Multimillion-dollar KU-Adidas deal remains unsigned as investigation into Adidas executive continues

A University of Kansas basketball player wears an adidas practice jersey in this file photo from March 2016.

Kansas Athletics still has not signed its multimillion-dollar apparel deal with Adidas, and a spokesman for the school said Tuesday he’s not sure when the deal will be finalized.

KU is attempting to complete the deal at a time when a cloud of legal problems hangs over a key Adidas executive who has been charged as part of a federal investigation into illegal recruiting practices in college basketball.

James Gatto, the head of global sports marketing for Adidas, has been indicted on a federal wire fraud charge. Gatto has been accused of improperly funneling money to highly touted college basketball recruits in order to steer them to schools that have apparel contracts with Adidas.

KU currently has an Adidas contract, and the pending deal — valued at $191 million over a 14-year period — would be Adidas’ largest by dollar amount with any university in the country. Associate Athletics Director Jim Marchiony said KU is not delaying finalizing the deal due to the legal developments with Gatto. He said it is still possible that KU could sign the Adidas deal prior to the legal matters with Gatto being resolved.

“No, that has nothing to do with it,” Marchiony said. “It is just the normal course of putting a contract together.”
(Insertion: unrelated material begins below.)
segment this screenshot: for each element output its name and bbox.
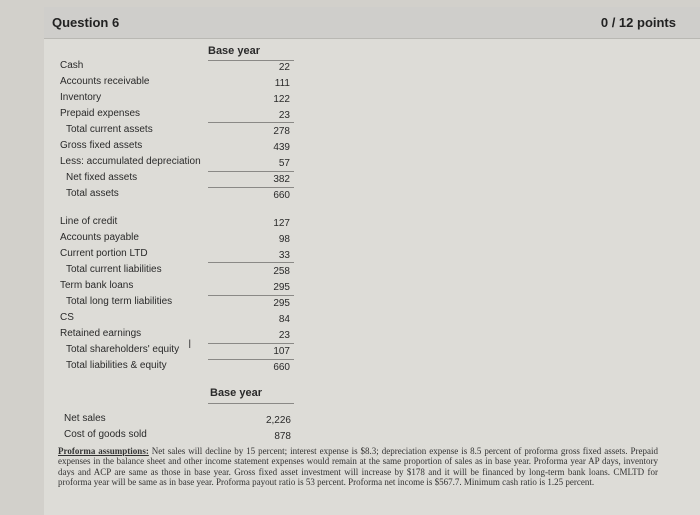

At one point, the deal seemed essentially done. Both KU and Adidas publicly announced the deal in late September, and Gatto himself took to social media to tout the extension. KU officials, however, have since said that Gatto had no role in negotiating the new deal between KU and Adidas. KU’s current deal with Adidas expires in July 2019.
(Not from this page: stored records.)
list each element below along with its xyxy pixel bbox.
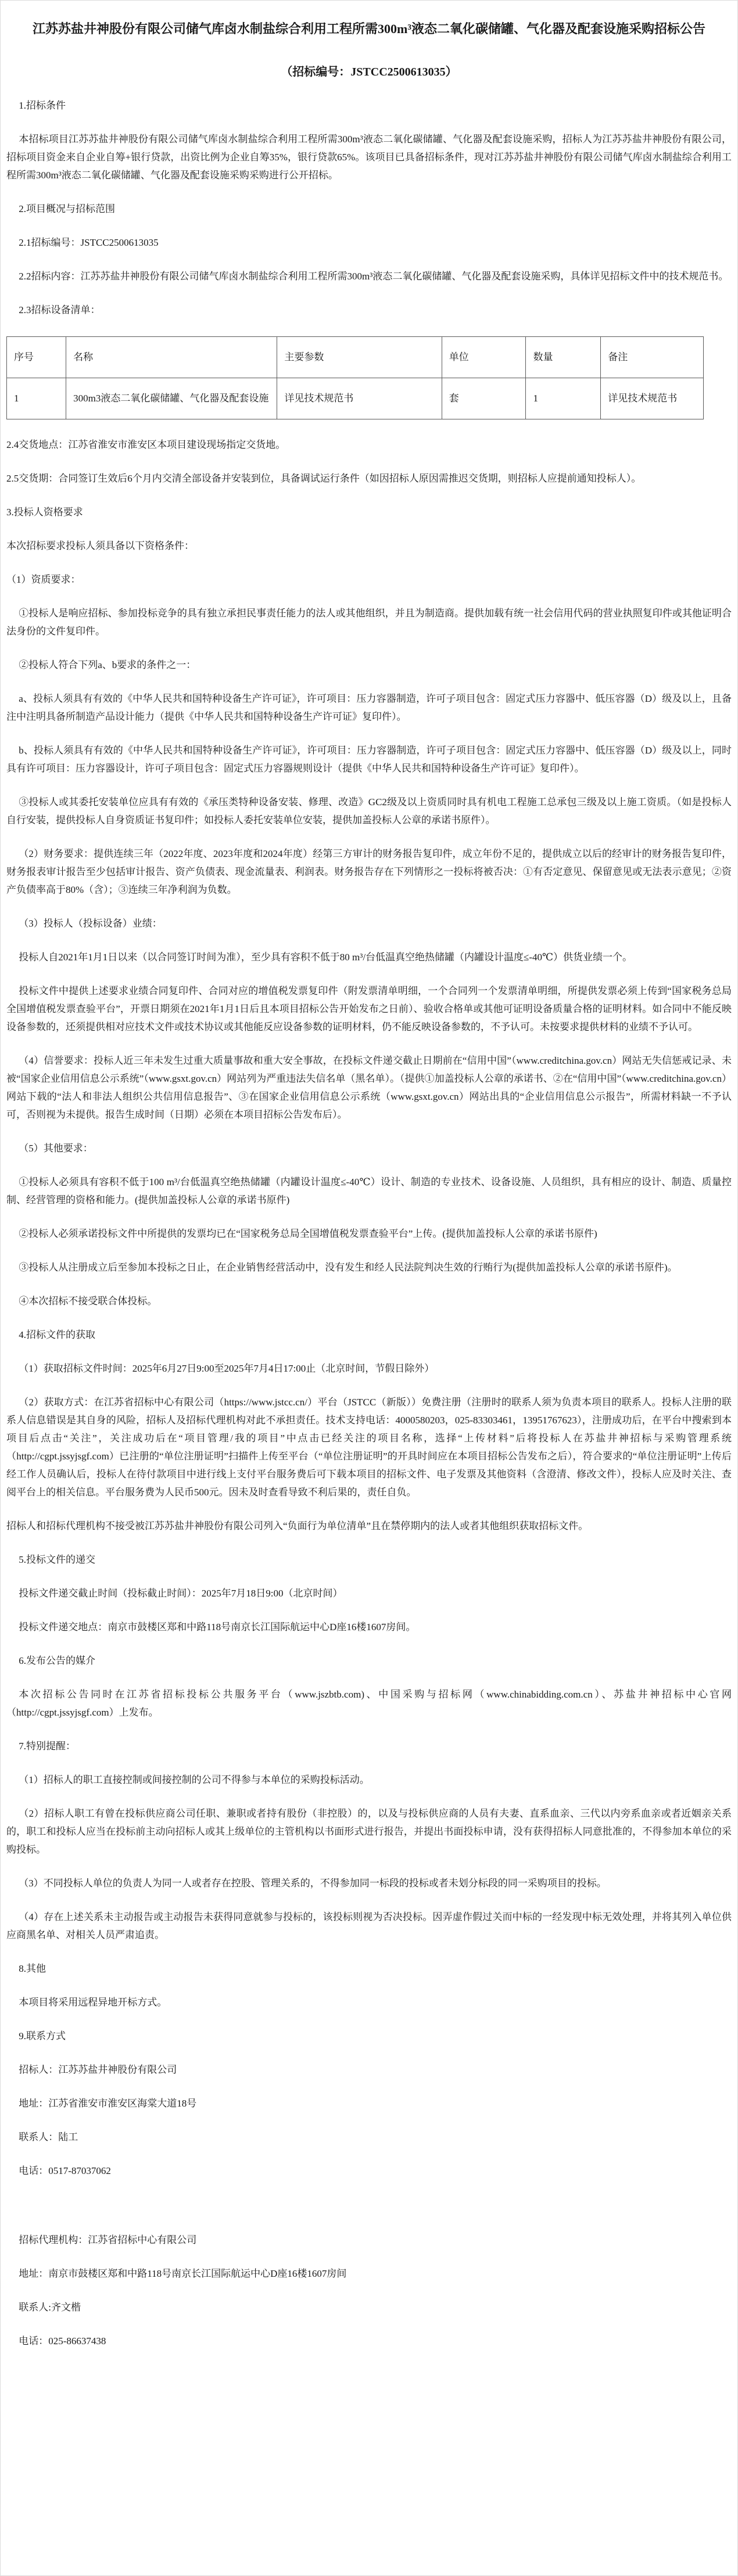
qualification-item-2b: b、投标人须具有有效的《中华人民共和国特种设备生产许可证》，许可项目：压力容器制造，许可子项目包含：固定式压力容器中、低压容器（D）级及以上，同时具有许可项目：压力容器设计，许可子项目包含：固定式压力容器规则设计（提供《中华人民共和国特种设备生产许可证》复印件）。 bbox=[6, 745, 732, 774]
qualification-item-3: ③投标人或其委托安装单位应具有有效的《承压类特种设备安装、修理、改造》GC2级及以上资质同时具有机电工程施工总承包三级及以上施工资质。（如是投标人自行安装，提供投标人自身资质证书复印件；如投标人委托安装单位安装，提供加盖投标人公章的承诺书原件）。 bbox=[6, 797, 732, 826]
reminder-1: （1）招标人的职工直接控制或间接控制的公司不得参与本单位的采购投标活动。 bbox=[19, 1774, 370, 1785]
financial-requirement: （2）财务要求：提供连续三年（2022年度、2023年度和2024年度）经第三方审计的财务报告复印件，成立年份不足的，提供成立以后的经审计的财务报告复印件，财务报表审计报告至少包括审计报告、资产负债表、现金流量表、利润表。财务报告存在下列情形之一投标将被否决：①有否定意见、保留意见或无法表示意见；②资产负债率高于80%（含）；③连续三年净利润为负数。 bbox=[6, 848, 732, 895]
document-obtain-method: （2）获取方式：在江苏省招标中心有限公司（https://www.jstcc.cn/）平台（JSTCC（新版））免费注册（注册时的联系人须为负责本项目的联系人。投标人注册的联系人信息错误是其自身的风险，招标人及招标代理机构对此不承担责任。技术支持电话：4000580203，025-83303461，13951767623），注册成功后，在平台中搜索到本项目后点击“关注”，关注成功后在“项目管理/我的项目”中点击已经关注的项目名称，选择“上传材料”后将投标人在苏盐井神招标与采购管理系统（http://cgpt.jssyjsgf.com）已注册的“单位注册证明”扫描件上传至平台（“单位注册证明”的开具时间应在本项目招标公告发布之后），符合要求的“单位注册证明”上传后经工作人员确认后，投标人在待付款项目中进行线上支付平台服务费后可下载本项目的招标文件、电子发票及其他资料（含澄清、修改文件），投标人应及时关注、查阅平台上的相关信息。平台服务费为人民币500元。因未及时查看导致不利后果的，责任自负。 bbox=[6, 1397, 732, 1498]
other-requirement-1: ①投标人必须具有容积不低于100 m³/台低温真空绝热储罐（内罐设计温度≤-40℃）设计、制造的专业技术、设备设施、人员组织，具有相应的设计、制造、质量控制、经营管理的资格和能力。(提供加盖投标人公章的承诺书原件) bbox=[6, 1176, 732, 1206]
reminder-2: （2）招标人职工有曾在投标供应商公司任职、兼职或者持有股份（非控股）的，以及与投标供应商的人员有夫妻、直系血亲、三代以内旁系血亲或者近姻亲关系的，职工和投标人应当在投标前主动向招标人或其上级单位的主管机构以书面形式进行报告，并提出书面投标申请，没有获得招标人同意批准的，不得参加本单位的采购投标。 bbox=[6, 1808, 732, 1855]
performance-requirement-label: （3）投标人（投标设备）业绩： bbox=[19, 918, 162, 929]
document-content bbox=[6, 96, 732, 2350]
qualification-item-2: ②投标人符合下列a、b要求的条件之一： bbox=[19, 659, 196, 670]
bid-submission-deadline: 投标文件递交截止时间（投标截止时间）：2025年7月18日9:00（北京时间） bbox=[19, 1588, 343, 1599]
agency-phone: 电话：025-86637438 bbox=[19, 2335, 106, 2347]
section-1-heading: 1.招标条件 bbox=[19, 100, 66, 111]
reminder-4: （4）存在上述关系未主动报告或主动报告未获得同意就参与投标的，该投标则视为否决投标。因弄虚作假过关而中标的一经发现中标无效处理，并将其列入单位供应商黑名单、对相关人员严肃追责。 bbox=[6, 1911, 732, 1940]
tenderer-name: 招标人：江苏苏盐井神股份有限公司 bbox=[19, 2064, 177, 2075]
tender-conditions-paragraph: 本招标项目江苏苏盐井神股份有限公司储气库卤水制盐综合利用工程所需300m³液态二氧化碳储罐、气化器及配套设施采购，招标人为江苏苏盐井神股份有限公司，招标项目资金来自企业自筹+银行贷款，出资比例为企业自筹35%，银行贷款65%。该项目已具备招标条件，现对江苏苏盐井神股份有限公司储气库卤水制盐综合利用工程所需300m³液态二氧化碳储罐、气化器及配套设施采购采购进行公开招标。 bbox=[6, 134, 732, 181]
qualification-requirement-label: （1）资质要求： bbox=[6, 574, 81, 585]
column-header: 主要参数 bbox=[277, 337, 442, 378]
reminder-3: （3）不同投标人单位的负责人为同一人或者存在控股、管理关系的，不得参加同一标段的投标或者未划分标段的同一采购项目的投标。 bbox=[19, 1878, 607, 1889]
delivery-period: 2.5交货期：合同签订生效后6个月内交清全部设备并安装到位，具备调试运行条件（如因招标人原因需推迟交货期，则招标人应提前通知投标人）。 bbox=[6, 473, 642, 484]
column-header: 单位 bbox=[442, 337, 526, 378]
section-6-heading: 6.发布公告的媒介 bbox=[19, 1655, 95, 1666]
other-requirement-2: ②投标人必须承诺投标文件中所提供的发票均已在“国家税务总局全国增值税发票查验平台”上传。(提供加盖投标人公章的承诺书原件) bbox=[19, 1228, 597, 1239]
table-cell: 1 bbox=[526, 378, 601, 419]
tender-number: 2.1招标编号：JSTCC2500613035 bbox=[19, 237, 159, 248]
section-7-heading: 7.特别提醒： bbox=[19, 1741, 76, 1752]
section-5-heading: 5.投标文件的递交 bbox=[19, 1554, 95, 1565]
qualification-item-1: ①投标人是响应招标、参加投标竞争的具有独立承担民事责任能力的法人或其他组织，并且为制造商。提供加载有统一社会信用代码的营业执照复印件或其他证明合法身份的文件复印件。 bbox=[6, 608, 732, 637]
section-3-heading: 3.投标人资格要求 bbox=[6, 507, 83, 518]
table-header-row bbox=[7, 337, 704, 378]
tender-number-subtitle: （招标编号：JSTCC2500613035） bbox=[281, 66, 457, 78]
section-8-heading: 8.其他 bbox=[19, 1963, 46, 1974]
blacklist-note: 招标人和招标代理机构不接受被江苏苏盐井神股份有限公司列入“负面行为单位清单”且在禁停期内的法人或者其他组织获取招标文件。 bbox=[6, 1520, 589, 1531]
section-2-heading: 2.项目概况与招标范围 bbox=[19, 203, 115, 214]
table-row bbox=[7, 378, 704, 419]
qualification-item-2a: a、投标人须具有有效的《中华人民共和国特种设备生产许可证》，许可项目：压力容器制造，许可子项目包含：固定式压力容器中、低压容器（D）级及以上，且备注中注明具备所制造产品设计能力（提供《中华人民共和国特种设备生产许可证》复印件）。 bbox=[6, 693, 732, 722]
tenderer-contact: 联系人：陆工 bbox=[19, 2132, 78, 2143]
column-header: 备注 bbox=[601, 337, 704, 378]
other-requirement-3: ③投标人从注册成立后至参加本投标之日止，在企业销售经营活动中，没有发生和经人民法院判决生效的行贿行为(提供加盖投标人公章的承诺书原件)。 bbox=[19, 1262, 678, 1273]
table-cell: 套 bbox=[442, 378, 526, 419]
remote-bid-opening-note: 本项目将采用远程异地开标方式。 bbox=[19, 1997, 167, 2008]
delivery-location: 2.4交货地点：江苏省淮安市淮安区本项目建设现场指定交货地。 bbox=[6, 439, 286, 450]
performance-evidence-requirement: 投标文件中提供上述要求业绩合同复印件、合同对应的增值税发票复印件（附发票清单明细，一个合同列一个发票清单明细，所提供发票必须上传到“国家税务总局全国增值税发票查验平台”，开票日期须在2021年1月1日后且本项目招标公告开始发布之日前）、验收合格单或其他可证明设备质量合格的证明材料。如合同中不能反映设备参数的，还须提供相对应技术文件或技术协议或其他能反应设备参数的证明材料，仍不能反映设备参数的，不予认可。未按要求提供材料的业绩不予认可。 bbox=[6, 985, 732, 1032]
column-header: 数量 bbox=[526, 337, 601, 378]
agency-contact: 联系人:齐文楷 bbox=[19, 2302, 81, 2313]
page-title: 江苏苏盐井神股份有限公司储气库卤水制盐综合利用工程所需300m³液态二氧化碳储罐、气化器及配套设施采购招标公告 bbox=[33, 21, 705, 36]
equipment-table bbox=[6, 336, 704, 419]
other-requirement-4: ④本次招标不接受联合体投标。 bbox=[19, 1296, 157, 1307]
table-cell: 详见技术规范书 bbox=[601, 378, 704, 419]
section-4-heading: 4.招标文件的获取 bbox=[19, 1329, 95, 1340]
tenderer-phone: 电话：0517-87037062 bbox=[19, 2165, 111, 2176]
table-cell: 详见技术规范书 bbox=[277, 378, 442, 419]
bid-submission-location: 投标文件递交地点：南京市鼓楼区郑和中路118号南京长江国际航运中心D座16楼1607房间。 bbox=[19, 1621, 416, 1633]
qualification-intro: 本次招标要求投标人须具备以下资格条件： bbox=[6, 540, 194, 551]
table-cell: 1 bbox=[7, 378, 66, 419]
column-header: 名称 bbox=[66, 337, 277, 378]
agency-name: 招标代理机构：江苏省招标中心有限公司 bbox=[19, 2234, 197, 2245]
performance-requirement-detail: 投标人自2021年1月1日以来（以合同签订时间为准），至少具有容积不低于80 m³/台低温真空绝热储罐（内罐设计温度≤-40℃）供货业绩一个。 bbox=[19, 952, 633, 963]
credit-requirement: （4）信誉要求：投标人近三年未发生过重大质量事故和重大安全事故，在投标文件递交截止日期前在“信用中国”（www.creditchina.gov.cn）网站无失信惩戒记录、未被“国家企业信用信息公示系统”（www.gsxt.gov.cn）网站列为严重违法失信名单（黑名单）。（提供①加盖投标人公章的承诺书、②在“信用中国”（www.creditchina.gov.cn）网站下载的“法人和非法人组织公共信用信息报告”、③在国家企业信用信息公示系统（www.gsxt.gov.cn）网站出具的“企业信用信息公示报告”，所需材料缺一不予认可，否则视为未提供。报告生成时间（日期）必须在本项目招标公告发布后）。 bbox=[6, 1055, 732, 1120]
other-requirements-label: （5）其他要求： bbox=[19, 1143, 93, 1154]
column-header: 序号 bbox=[7, 337, 66, 378]
tender-content: 2.2招标内容：江苏苏盐井神股份有限公司储气库卤水制盐综合利用工程所需300m³液态二氧化碳储罐、气化器及配套设施采购，具体详见招标文件中的技术规范书。 bbox=[19, 271, 729, 282]
tenderer-address: 地址：江苏省淮安市淮安区海棠大道18号 bbox=[19, 2098, 197, 2109]
table-cell: 300m3液态二氧化碳储罐、气化器及配套设施 bbox=[66, 378, 277, 419]
equipment-list-label: 2.3招标设备清单： bbox=[19, 304, 101, 315]
document-obtain-time: （1）获取招标文件时间：2025年6月27日9:00至2025年7月4日17:00止（北京时间，节假日除外） bbox=[19, 1363, 435, 1374]
announcement-media: 本次招标公告同时在江苏省招标投标公共服务平台（www.jszbtb.com)、中国采购与招标网（www.chinabidding.com.cn）、苏盐井神招标中心官网（http://cgpt.jssyjsgf.com）上发布。 bbox=[6, 1689, 732, 1718]
section-9-heading: 9.联系方式 bbox=[19, 2030, 66, 2042]
agency-address: 地址：南京市鼓楼区郑和中路118号南京长江国际航运中心D座16楼1607房间 bbox=[19, 2268, 347, 2279]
Gatto is one of two Adidas officials who have been implicated in the scandal. Merl Code, an Adidas contractor, also has been charged. When asked whether KU remained comfortable entering into a contract with a company that has a key executive under federal indictment, Marchiony declined to elaborate on KU’s thinking on the matter.
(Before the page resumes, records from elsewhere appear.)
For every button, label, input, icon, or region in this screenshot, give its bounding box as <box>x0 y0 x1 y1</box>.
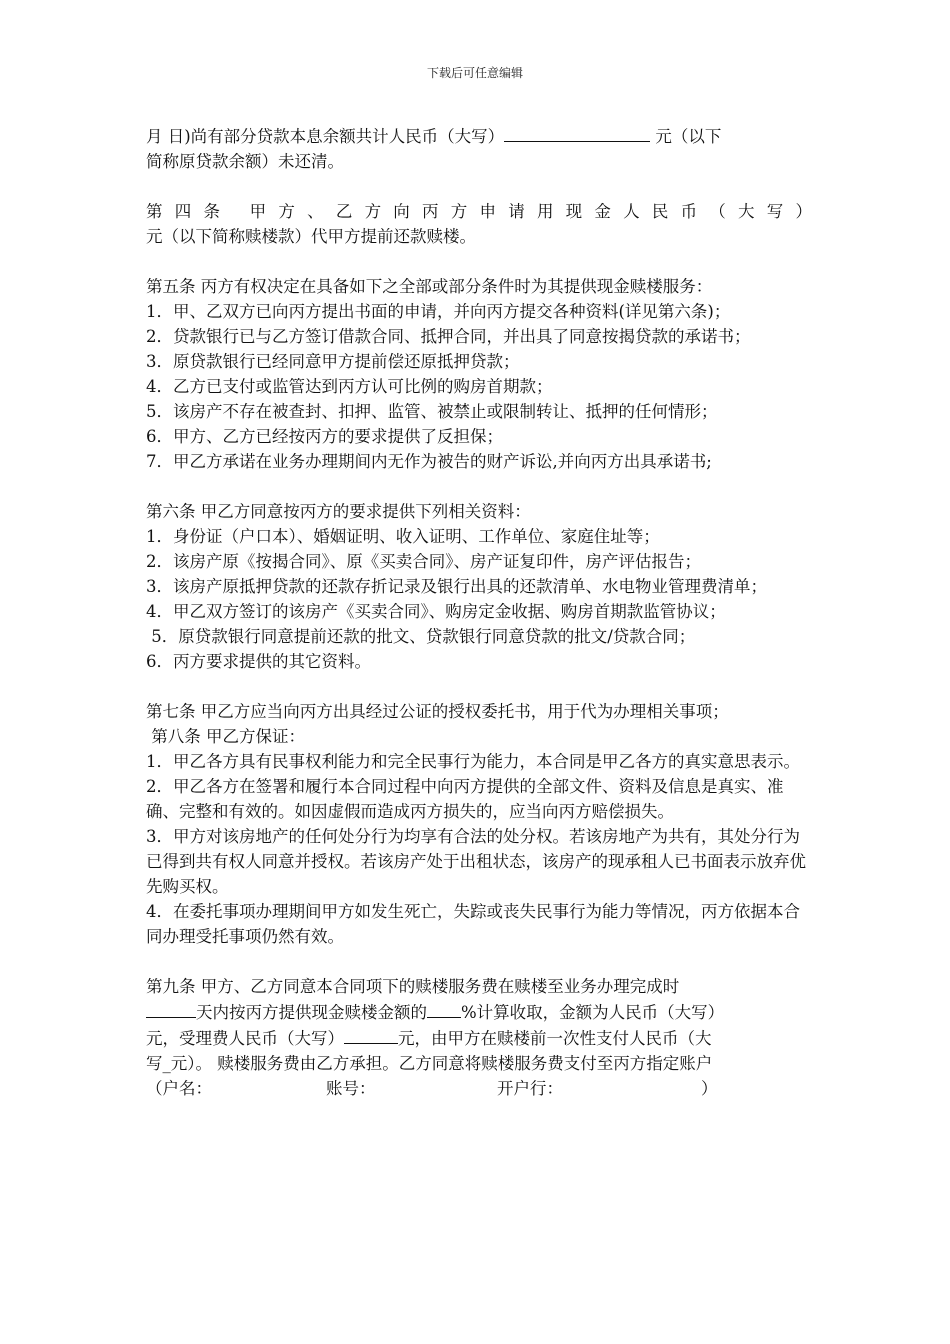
account-bank-label: 开户行： <box>497 1079 563 1098</box>
list-item: 2．该房产原《按揭合同》、原《买卖合同》、房产证复印件，房产评估报告； <box>146 552 701 571</box>
list-item: 4．乙方已支付或监管达到丙方认可比例的购房首期款； <box>146 377 553 396</box>
account-close-paren: ） <box>701 1079 718 1098</box>
list-item: 1．甲、乙双方已向丙方提出书面的申请，并向丙方提交各种资料(详见第六条)； <box>146 302 731 321</box>
list-item: 1．甲乙各方具有民事权利能力和完全民事行为能力，本合同是甲乙各方的真实意思表示。 <box>146 752 800 771</box>
account-info-row <box>146 1076 812 1101</box>
article-9-line-2: 天内按丙方提供现金赎楼金额的 %计算收取，金额为人民币（大写） <box>146 999 812 1025</box>
article-7: 第七条 甲乙方应当向丙方出具经过公证的授权委托书，用于代为办理相关事项； <box>146 702 729 721</box>
account-number-label: 账号： <box>326 1079 376 1098</box>
account-name-label: （户名： <box>146 1079 212 1098</box>
list-item: 7．甲乙方承诺在业务办理期间内无作为被告的财产诉讼,并向丙方出具承诺书; <box>146 452 712 471</box>
article-9-line-3: 元，受理费人民币（大写） 元，由甲方在赎楼前一次性支付人民币（大 <box>146 1025 812 1051</box>
article-9-line-4: 写_元）。 赎楼服务费由乙方承担。乙方同意将赎楼服务费支付至丙方指定账户 <box>146 1054 713 1073</box>
article-8-title: 第八条 甲乙方保证： <box>146 727 305 746</box>
list-item: 6．甲方、乙方已经按丙方的要求提供了反担保； <box>146 427 503 446</box>
list-item: 3．该房产原抵押贷款的还款存折记录及银行出具的还款清单、水电物业管理费清单； <box>146 577 767 596</box>
blank-field <box>344 1025 398 1044</box>
list-item: 3．甲方对该房地产的任何处分行为均享有合法的处分权。若该房地产为共有，其处分行为已得到共有权人同意并授权。若该房产处于出租状态，该房产的现承租人已书面表示放弃优先购买权。 <box>146 827 806 896</box>
list-item: 2．贷款银行已与乙方签订借款合同、抵押合同，并出具了同意按揭贷款的承诺书； <box>146 327 751 346</box>
blank-field <box>146 999 196 1018</box>
article-5-title: 第五条 丙方有权决定在具备如下之全部或部分条件时为其提供现金赎楼服务： <box>146 277 713 296</box>
list-item: 2．甲乙各方在签署和履行本合同过程中向丙方提供的全部文件、资料及信息是真实、准确、完整和有效的。如因虚假而造成丙方损失的，应当向丙方赔偿损失。 <box>146 777 784 821</box>
intro-line-2: 简称原贷款余额）未还清。 <box>146 152 344 171</box>
article-6-title: 第六条 甲乙方同意按丙方的要求提供下列相关资料： <box>146 502 531 521</box>
page-header: 下载后可任意编辑 <box>426 66 523 80</box>
list-item: 5．该房产不存在被查封、扣押、监管、被禁止或限制转让、抵押的任何情形； <box>146 402 718 421</box>
blank-field <box>427 999 461 1018</box>
article-4-line-1: 第四条 甲方、乙方向丙方申请用现金人民币（大写） <box>146 202 812 221</box>
article-9-line-1: 第九条 甲方、乙方同意本合同项下的赎楼服务费在赎楼至业务办理完成时 <box>146 977 680 996</box>
intro-line-1: 月 日)尚有部分贷款本息余额共计人民币（大写） 元（以下 <box>146 123 812 149</box>
article-4-line-2: 元（以下简称赎楼款）代甲方提前还款赎楼。 <box>146 227 476 246</box>
list-item: 5．原贷款银行同意提前还款的批文、贷款银行同意贷款的批文/贷款合同； <box>146 627 696 646</box>
blank-field <box>504 123 650 142</box>
list-item: 4．在委托事项办理期间甲方如发生死亡，失踪或丧失民事行为能力等情况，丙方依据本合同办理受托事项仍然有效。 <box>146 902 800 946</box>
list-item: 1．身份证（户口本）、婚姻证明、收入证明、工作单位、家庭住址等； <box>146 527 660 546</box>
list-item: 6．丙方要求提供的其它资料。 <box>146 652 371 671</box>
list-item: 3．原贷款银行已经同意甲方提前偿还原抵押贷款； <box>146 352 520 371</box>
list-item: 4．甲乙双方签订的该房产《买卖合同》、购房定金收据、购房首期款监管协议； <box>146 602 726 621</box>
document-body <box>146 123 812 1101</box>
“We’ll respond to that when we finishing discussing the contract,” Marchiony said.

Marchiony also declined to go into details about whether KU was seeking any sort of new protections given the legal issues swirling around the company.

“I’m not going to characterize our conversations with Adidas,” Marchiony said.

The Journal-World has been seeking information about connections between KU officials and Adidas officials since news of the federal investigation broke in late September. In mid-October, the Journal-World filed an open records request seeking emails dating back to Jan. 1 between KU men’s basketball coach Bill Self and Gatto and emails between Athletic Director Sheahon Zenger and Gatto, among other emails.

Marchiony on Tuesday said KU officials found no emails between Self and Gatto, nor between Zenger and Gatto. KU officials, however, had previously indicated there were emails between Self and Gatto.

On Tuesday, Marchiony said there was a miscommunication between the KU office that actually retrieved the emails and his office, which was responsible for communicating with the Journal-World. That led to Marchiony sending a letter that indicated there were emails that existed between Self and Gatto.

“It may appear that we were saying there were some, but that was not the case,” he said Tuesday.